Thursday, October 31, 2019

Freedom on the Frontier

Many people in the United States go into debt on a regular basis. They have an apparent need or desire for something, like a car, so they sign up for several years of payments (really work) to get it. Many people don't ever get off the hamster wheel. After a lifetime of following that behavior, which is heavily cultivated by corporations, families end up broke with a pile of useless, completely depreciated garbage consumer products. People view their "savings" as a buffer for debt service payments, rather than a net worth. I lived that way for many years.

It's noteworthy that almost all those families went through the great depression just two generations before! They completely forgot the lessons of those times. In fact, they flipped those lessons completely over.

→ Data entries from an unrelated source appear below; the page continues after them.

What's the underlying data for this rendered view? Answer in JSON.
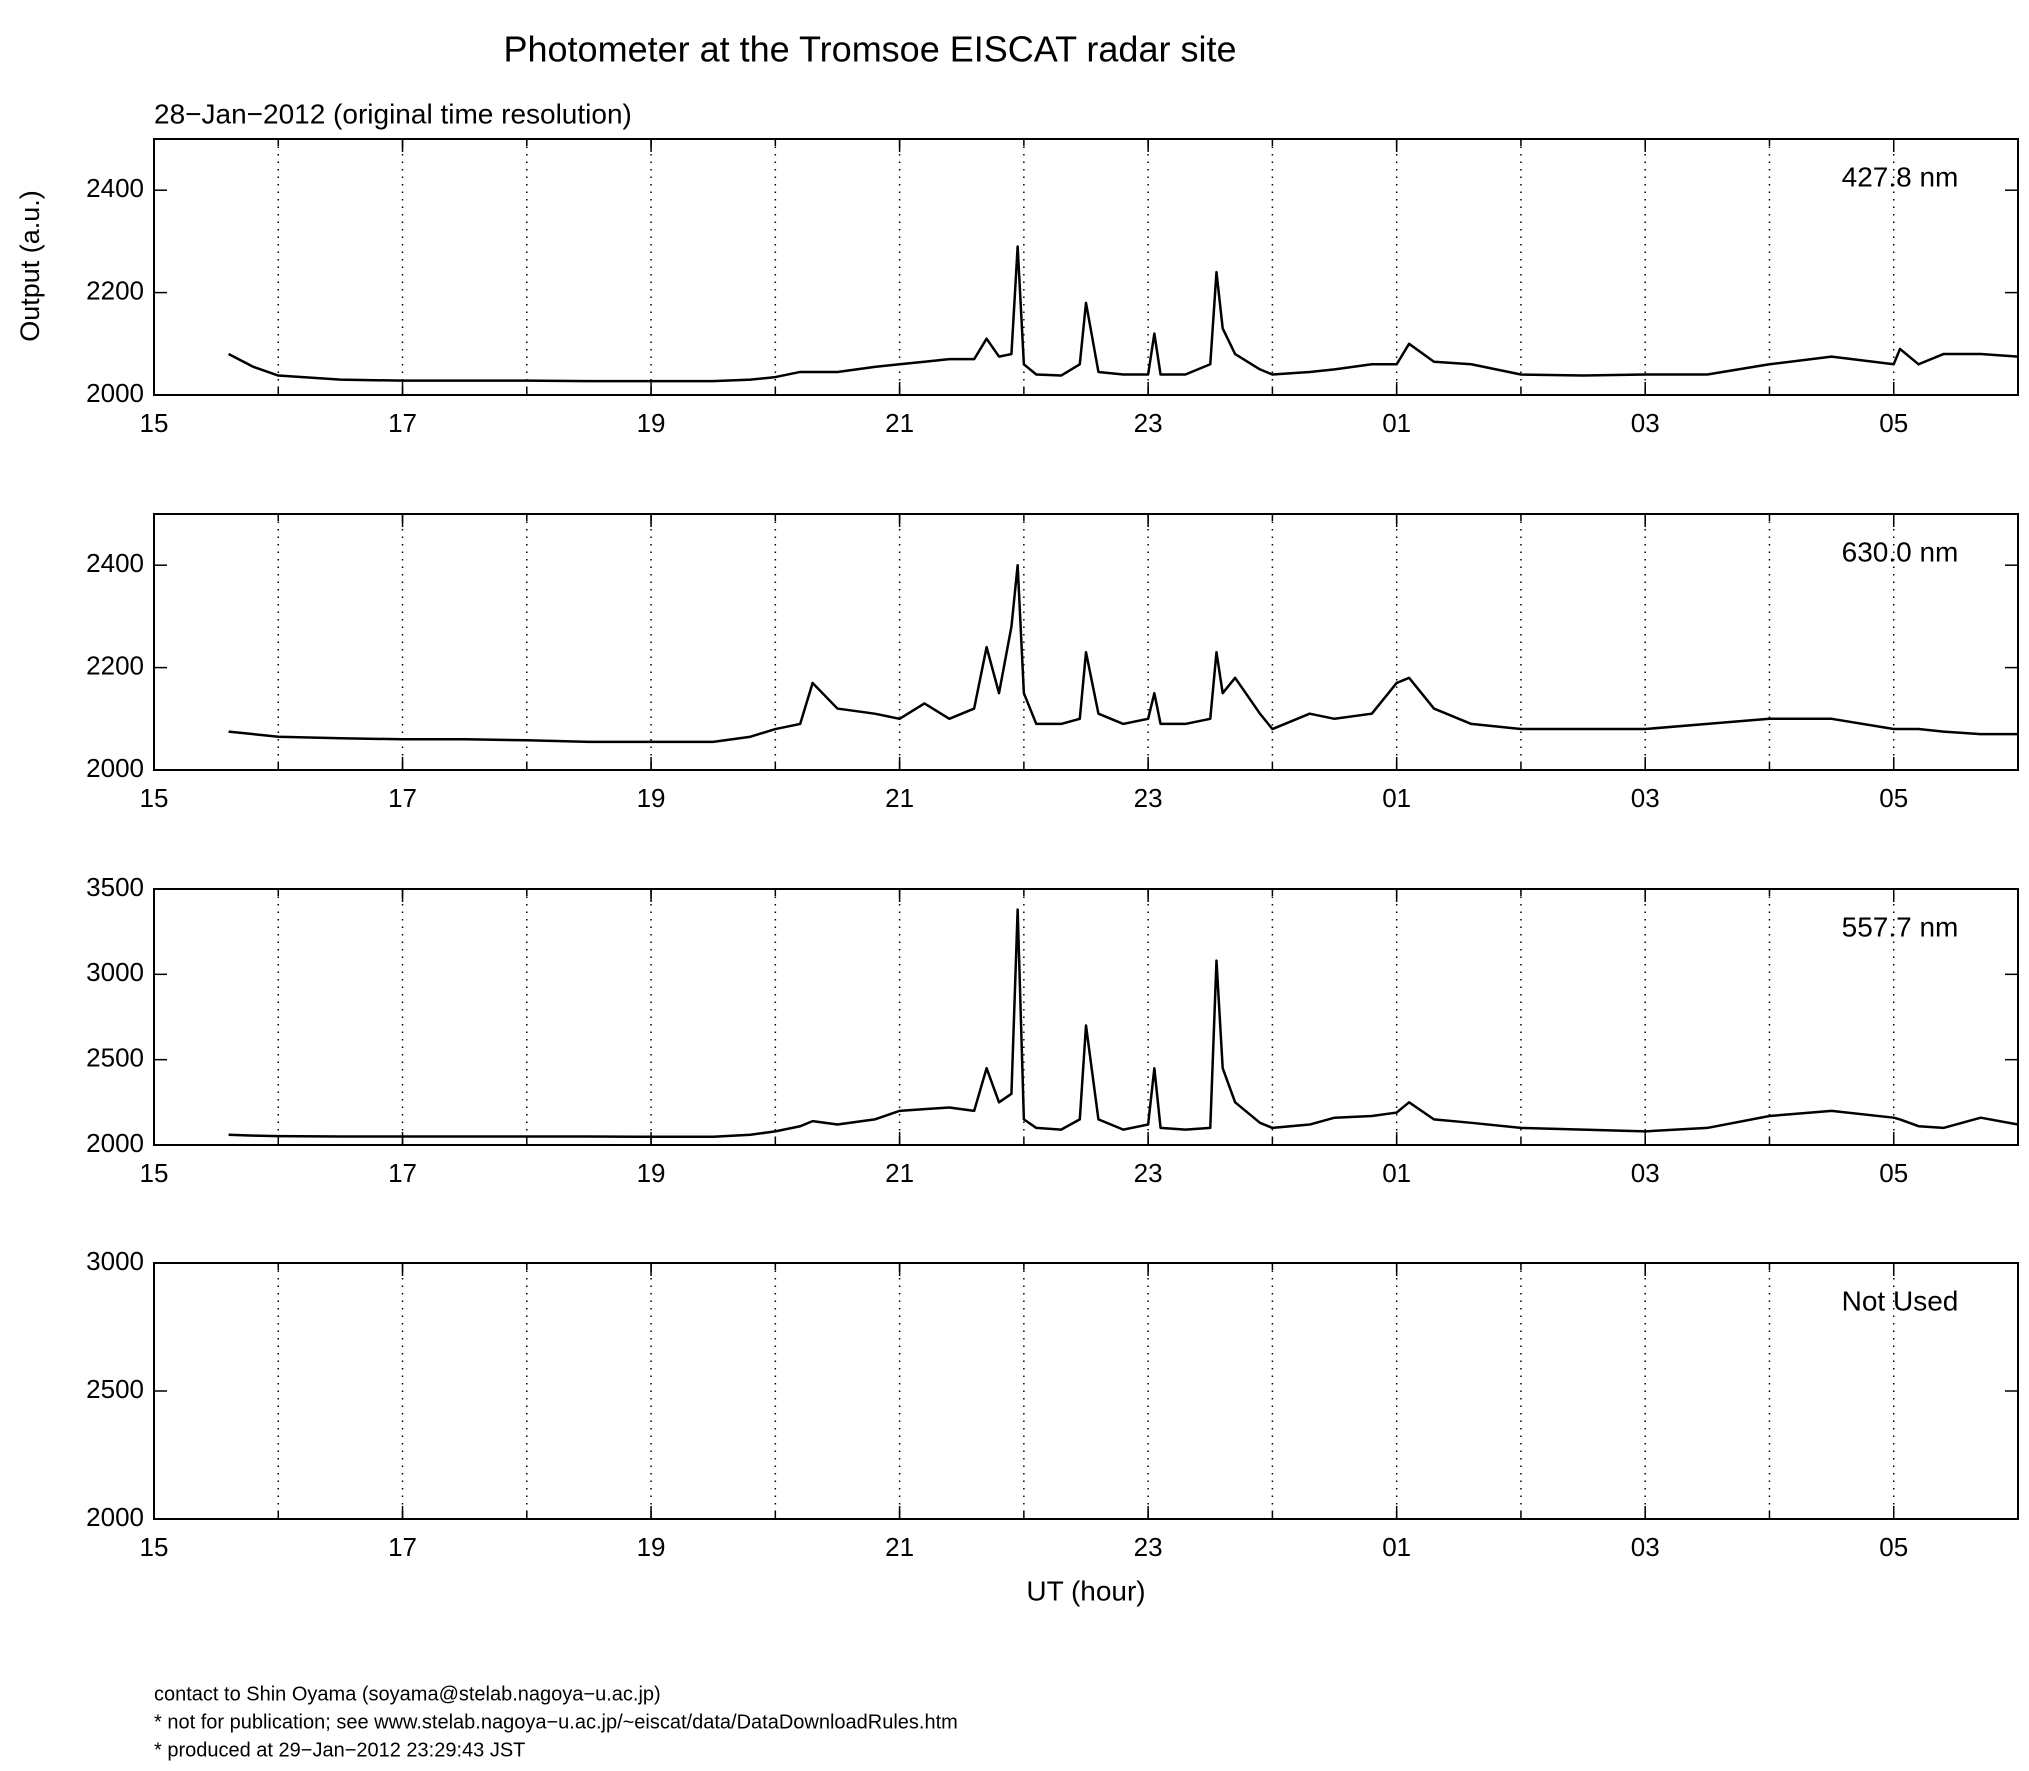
{
  "title": "Photometer at the Tromsoe EISCAT radar site",
  "subtitle": "28−Jan−2012 (original time resolution)",
  "ylabel": "Output (a.u.)",
  "xlabel": "UT (hour)",
  "footer": [
    "contact to Shin Oyama (soyama@stelab.nagoya−u.ac.jp)",
    "* not for publication; see www.stelab.nagoya−u.ac.jp/~eiscat/data/DataDownloadRules.htm",
    "* produced at 29−Jan−2012 23:29:43 JST"
  ],
  "chart_data": [
    {
      "type": "line",
      "annotation": "427.8 nm",
      "color": "#000000",
      "grid": true,
      "xlim": [
        15,
        30
      ],
      "xticks": [
        15,
        17,
        19,
        21,
        23,
        {
          "value": 25,
          "label": "01"
        },
        {
          "value": 27,
          "label": "03"
        },
        {
          "value": 29,
          "label": "05"
        }
      ],
      "xgrid": [
        16,
        17,
        18,
        19,
        20,
        21,
        22,
        23,
        24,
        25,
        26,
        27,
        28,
        29
      ],
      "ylim": [
        2000,
        2500
      ],
      "yticks": [
        2000,
        2200,
        2400
      ],
      "x": [
        15.6,
        15.8,
        16,
        16.5,
        17,
        17.5,
        18,
        18.5,
        19,
        19.5,
        19.8,
        20,
        20.2,
        20.3,
        20.5,
        20.8,
        21,
        21.2,
        21.4,
        21.6,
        21.7,
        21.8,
        21.9,
        21.95,
        22,
        22.1,
        22.3,
        22.45,
        22.5,
        22.6,
        22.8,
        23,
        23.05,
        23.1,
        23.3,
        23.5,
        23.55,
        23.6,
        23.7,
        23.9,
        24,
        24.3,
        24.5,
        24.8,
        25,
        25.1,
        25.3,
        25.6,
        26,
        26.5,
        27,
        27.5,
        28,
        28.5,
        29,
        29.05,
        29.2,
        29.4,
        29.7,
        30
      ],
      "values": [
        2080,
        2055,
        2038,
        2030,
        2028,
        2028,
        2028,
        2027,
        2027,
        2027,
        2030,
        2035,
        2045,
        2045,
        2045,
        2055,
        2060,
        2065,
        2070,
        2070,
        2110,
        2075,
        2080,
        2290,
        2060,
        2040,
        2038,
        2060,
        2180,
        2045,
        2040,
        2040,
        2120,
        2040,
        2040,
        2060,
        2240,
        2130,
        2080,
        2050,
        2040,
        2045,
        2050,
        2060,
        2060,
        2100,
        2065,
        2060,
        2040,
        2038,
        2040,
        2040,
        2060,
        2075,
        2060,
        2090,
        2060,
        2080,
        2080,
        2075
      ]
    },
    {
      "type": "line",
      "annotation": "630.0 nm",
      "color": "#000000",
      "grid": true,
      "xlim": [
        15,
        30
      ],
      "xticks": [
        15,
        17,
        19,
        21,
        23,
        {
          "value": 25,
          "label": "01"
        },
        {
          "value": 27,
          "label": "03"
        },
        {
          "value": 29,
          "label": "05"
        }
      ],
      "xgrid": [
        16,
        17,
        18,
        19,
        20,
        21,
        22,
        23,
        24,
        25,
        26,
        27,
        28,
        29
      ],
      "ylim": [
        2000,
        2500
      ],
      "yticks": [
        2000,
        2200,
        2400
      ],
      "x": [
        15.6,
        15.8,
        16,
        16.5,
        17,
        17.5,
        18,
        18.5,
        19,
        19.5,
        19.8,
        20,
        20.2,
        20.3,
        20.5,
        20.8,
        21,
        21.2,
        21.4,
        21.6,
        21.7,
        21.8,
        21.9,
        21.95,
        22,
        22.1,
        22.3,
        22.45,
        22.5,
        22.6,
        22.8,
        23,
        23.05,
        23.1,
        23.3,
        23.5,
        23.55,
        23.6,
        23.7,
        23.9,
        24,
        24.3,
        24.5,
        24.8,
        25,
        25.1,
        25.3,
        25.6,
        26,
        26.5,
        27,
        27.5,
        28,
        28.5,
        29,
        29.05,
        29.2,
        29.4,
        29.7,
        30
      ],
      "values": [
        2075,
        2070,
        2065,
        2062,
        2060,
        2060,
        2058,
        2055,
        2055,
        2055,
        2065,
        2080,
        2090,
        2170,
        2120,
        2110,
        2100,
        2130,
        2100,
        2120,
        2240,
        2150,
        2280,
        2400,
        2150,
        2090,
        2090,
        2100,
        2230,
        2110,
        2090,
        2100,
        2150,
        2090,
        2090,
        2100,
        2230,
        2150,
        2180,
        2110,
        2080,
        2110,
        2100,
        2110,
        2170,
        2180,
        2120,
        2090,
        2080,
        2080,
        2080,
        2090,
        2100,
        2100,
        2080,
        2080,
        2080,
        2075,
        2070,
        2070
      ]
    },
    {
      "type": "line",
      "annotation": "557.7 nm",
      "color": "#000000",
      "grid": true,
      "xlim": [
        15,
        30
      ],
      "xticks": [
        15,
        17,
        19,
        21,
        23,
        {
          "value": 25,
          "label": "01"
        },
        {
          "value": 27,
          "label": "03"
        },
        {
          "value": 29,
          "label": "05"
        }
      ],
      "xgrid": [
        16,
        17,
        18,
        19,
        20,
        21,
        22,
        23,
        24,
        25,
        26,
        27,
        28,
        29
      ],
      "ylim": [
        2000,
        3500
      ],
      "yticks": [
        2000,
        2500,
        3000,
        3500
      ],
      "x": [
        15.6,
        15.8,
        16,
        16.5,
        17,
        17.5,
        18,
        18.5,
        19,
        19.5,
        19.8,
        20,
        20.2,
        20.3,
        20.5,
        20.8,
        21,
        21.2,
        21.4,
        21.6,
        21.7,
        21.8,
        21.9,
        21.95,
        22,
        22.1,
        22.3,
        22.45,
        22.5,
        22.6,
        22.8,
        23,
        23.05,
        23.1,
        23.3,
        23.5,
        23.55,
        23.6,
        23.7,
        23.9,
        24,
        24.3,
        24.5,
        24.8,
        25,
        25.1,
        25.3,
        25.6,
        26,
        26.5,
        27,
        27.5,
        28,
        28.5,
        29,
        29.05,
        29.2,
        29.4,
        29.7,
        30
      ],
      "values": [
        2060,
        2055,
        2052,
        2050,
        2050,
        2050,
        2050,
        2050,
        2048,
        2048,
        2060,
        2080,
        2110,
        2140,
        2120,
        2150,
        2200,
        2210,
        2220,
        2200,
        2450,
        2250,
        2300,
        3380,
        2150,
        2100,
        2090,
        2150,
        2700,
        2150,
        2090,
        2120,
        2450,
        2100,
        2090,
        2100,
        3080,
        2450,
        2250,
        2130,
        2100,
        2120,
        2160,
        2170,
        2190,
        2250,
        2150,
        2130,
        2100,
        2090,
        2080,
        2100,
        2170,
        2200,
        2160,
        2150,
        2110,
        2100,
        2160,
        2120
      ]
    },
    {
      "type": "line",
      "annotation": "Not Used",
      "grid": true,
      "xlim": [
        15,
        30
      ],
      "xticks": [
        15,
        17,
        19,
        21,
        23,
        {
          "value": 25,
          "label": "01"
        },
        {
          "value": 27,
          "label": "03"
        },
        {
          "value": 29,
          "label": "05"
        }
      ],
      "xgrid": [
        16,
        17,
        18,
        19,
        20,
        21,
        22,
        23,
        24,
        25,
        26,
        27,
        28,
        29
      ],
      "ylim": [
        2000,
        3000
      ],
      "yticks": [
        2000,
        2500,
        3000
      ]
    }
  ]
}
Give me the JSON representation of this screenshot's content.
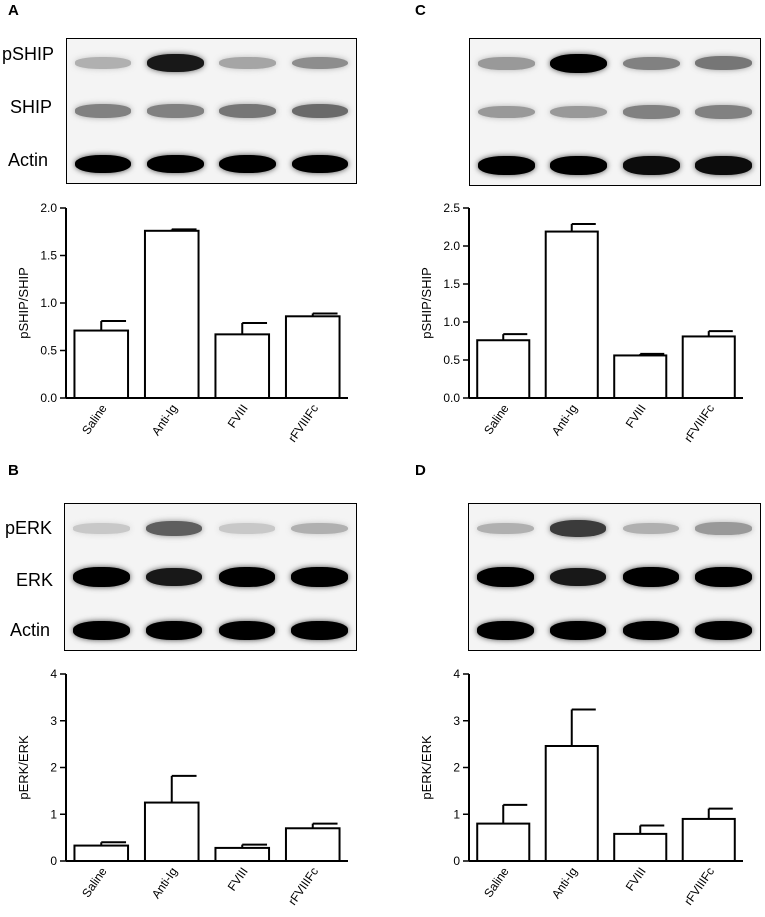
{
  "panels": [
    {
      "id": "A",
      "letter": "A",
      "blot_labels": [
        "pSHIP",
        "SHIP",
        "Actin"
      ],
      "bands": [
        {
          "row": 0,
          "intensity": [
            0.25,
            0.9,
            0.3,
            0.4
          ]
        },
        {
          "row": 1,
          "intensity": [
            0.45,
            0.45,
            0.5,
            0.55
          ]
        },
        {
          "row": 2,
          "intensity": [
            1.0,
            1.0,
            1.0,
            1.0
          ]
        }
      ]
    },
    {
      "id": "C",
      "letter": "C",
      "blot_labels": [],
      "bands": [
        {
          "row": 0,
          "intensity": [
            0.35,
            1.0,
            0.45,
            0.5
          ]
        },
        {
          "row": 1,
          "intensity": [
            0.35,
            0.35,
            0.45,
            0.45
          ]
        },
        {
          "row": 2,
          "intensity": [
            1.0,
            1.0,
            0.95,
            0.95
          ]
        }
      ]
    },
    {
      "id": "B",
      "letter": "B",
      "blot_labels": [
        "pERK",
        "ERK",
        "Actin"
      ],
      "bands": [
        {
          "row": 0,
          "intensity": [
            0.15,
            0.6,
            0.15,
            0.25
          ]
        },
        {
          "row": 1,
          "intensity": [
            1.0,
            0.9,
            1.0,
            1.0
          ]
        },
        {
          "row": 2,
          "intensity": [
            1.0,
            1.0,
            1.0,
            1.0
          ]
        }
      ]
    },
    {
      "id": "D",
      "letter": "D",
      "blot_labels": [],
      "bands": [
        {
          "row": 0,
          "intensity": [
            0.25,
            0.75,
            0.25,
            0.35
          ]
        },
        {
          "row": 1,
          "intensity": [
            1.0,
            0.9,
            1.0,
            1.0
          ]
        },
        {
          "row": 2,
          "intensity": [
            1.0,
            1.0,
            1.0,
            1.0
          ]
        }
      ]
    }
  ],
  "chart_data": [
    {
      "panel": "A",
      "type": "bar",
      "categories": [
        "Saline",
        "Anti-Ig",
        "FVIII",
        "rFVIIIFc"
      ],
      "values": [
        0.71,
        1.76,
        0.67,
        0.86
      ],
      "errors": [
        0.1,
        0.015,
        0.12,
        0.03
      ],
      "ylabel": "pSHIP/SHIP",
      "ylim": [
        0,
        2.0
      ],
      "yticks": [
        "0.0",
        "0.5",
        "1.0",
        "1.5",
        "2.0"
      ],
      "ytick_values": [
        0,
        0.5,
        1.0,
        1.5,
        2.0
      ]
    },
    {
      "panel": "C",
      "type": "bar",
      "categories": [
        "Saline",
        "Anti-Ig",
        "FVIII",
        "rFVIIIFc"
      ],
      "values": [
        0.76,
        2.19,
        0.56,
        0.81
      ],
      "errors": [
        0.08,
        0.1,
        0.02,
        0.07
      ],
      "ylabel": "pSHIP/SHIP",
      "ylim": [
        0,
        2.5
      ],
      "yticks": [
        "0.0",
        "0.5",
        "1.0",
        "1.5",
        "2.0",
        "2.5"
      ],
      "ytick_values": [
        0,
        0.5,
        1.0,
        1.5,
        2.0,
        2.5
      ]
    },
    {
      "panel": "B",
      "type": "bar",
      "categories": [
        "Saline",
        "Anti-Ig",
        "FVIII",
        "rFVIIIFc"
      ],
      "values": [
        0.33,
        1.25,
        0.28,
        0.7
      ],
      "errors": [
        0.07,
        0.57,
        0.07,
        0.1
      ],
      "ylabel": "pERK/ERK",
      "ylim": [
        0,
        4
      ],
      "yticks": [
        "0",
        "1",
        "2",
        "3",
        "4"
      ],
      "ytick_values": [
        0,
        1,
        2,
        3,
        4
      ]
    },
    {
      "panel": "D",
      "type": "bar",
      "categories": [
        "Saline",
        "Anti-Ig",
        "FVIII",
        "rFVIIIFc"
      ],
      "values": [
        0.8,
        2.46,
        0.58,
        0.9
      ],
      "errors": [
        0.4,
        0.78,
        0.18,
        0.22
      ],
      "ylabel": "pERK/ERK",
      "ylim": [
        0,
        4
      ],
      "yticks": [
        "0",
        "1",
        "2",
        "3",
        "4"
      ],
      "ytick_values": [
        0,
        1,
        2,
        3,
        4
      ]
    }
  ]
}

In the depression era, the economy of the United States became very localized, more like the Amish live today. People made their own stuff in cottage industry fashion. That pattern resembled earlier eras in US history. Today, most people don't do anything themselves. They're complete retards outside their field of endeavor. In fact, when they have time for leisure activity, people usually spend it watching TV or movies, which trains their consumerism, or some people leisure travel, which is just another aspect of the consumer debt life.

"Easy" credit is one of the factors driving that tendency, but it's more behavioral and choice driven. All the people engaged in a particular behavior, like the consumer/debt/corporate life, end up playing a game that shapes their behavior and limits their apparent choices.

In the early days of United States expansion, the frontier was territorial and geographical, because there were boundaries between the settled areas and the lands of the native tribes, who lived a completely different way than the europeans. Today, the frontier is really everywhere geographically, because it's behavioral and based on people's minds and training.